The only plausible defence is that history has no record of any alternative — anything you might call cuddly colonisation. And, however brutally they started, the variously chosen peoples did, in the end, delegitimise themselves through their own universalist ideologies.


AND so to a piece by Tomiwa Owolade in The New Statesman: “It is commonplace to criticise modern-day progressive activism — what some describe as ‘woke politics’ — by comparing it to a sanctimonious, dogmatic religion. These activists . . . are sectarian by nature: more hostile, for example, to left-wing women with whom they disagree on certain issues than to conservative men with whom they disagree on everything.”

I have made this argument myself, but Owolade gives it a historically informed twist: “Many of the criticisms aimed at today’s progressive activism, then, might also have been applied to earlier religious-based activism. . . But the movements that campaigned against sugar and alcohol were . . . also progressive.

“Many of the ideas we take for granted today, from the humanity of black people to the equality of women and the dignity of workers, were shaped by people whose convictions were driven by their passionate religiosity.”

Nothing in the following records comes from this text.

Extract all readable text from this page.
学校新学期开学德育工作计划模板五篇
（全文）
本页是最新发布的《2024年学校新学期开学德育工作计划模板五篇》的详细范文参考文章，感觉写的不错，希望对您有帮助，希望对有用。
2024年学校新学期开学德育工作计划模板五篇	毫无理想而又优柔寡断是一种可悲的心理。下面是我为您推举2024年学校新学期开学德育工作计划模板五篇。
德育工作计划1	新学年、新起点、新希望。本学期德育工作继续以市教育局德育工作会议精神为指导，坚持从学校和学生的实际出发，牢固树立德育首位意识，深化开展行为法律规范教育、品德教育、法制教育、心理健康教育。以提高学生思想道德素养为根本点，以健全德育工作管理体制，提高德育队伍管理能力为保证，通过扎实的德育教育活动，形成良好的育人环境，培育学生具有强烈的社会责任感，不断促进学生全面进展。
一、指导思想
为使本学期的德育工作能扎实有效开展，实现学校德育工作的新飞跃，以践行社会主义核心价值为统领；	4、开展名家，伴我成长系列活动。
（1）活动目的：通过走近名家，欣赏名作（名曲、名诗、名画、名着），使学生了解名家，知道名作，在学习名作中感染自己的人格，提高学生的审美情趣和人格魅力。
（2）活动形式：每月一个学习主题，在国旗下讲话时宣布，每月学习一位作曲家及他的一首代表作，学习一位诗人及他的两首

That this piece should be published in a left-wing paper shows how a respect for religion is reappearing as the smug certainties of the “end of history” melt away.

 
A SMALL note on Christian Concern: after the column went off last week (26 August), they got back to me, suggesting that I apply for a court transcript of the hearing of 6 June to back up their claim that “Some doctors said Archie was ‘likely’ to be brain dead based on MRI and CT scans, but the same doctors said in the same breath that he had a 1-5% chance of making some recovery” (my italics). There is no mention in the judgment of that date of any of Archie’s doctors’ holding out any hope of recovery, but, since a full transcript would cost me a couple of hundred pounds, I’m disinclined to apply for one. So there the matter must rest.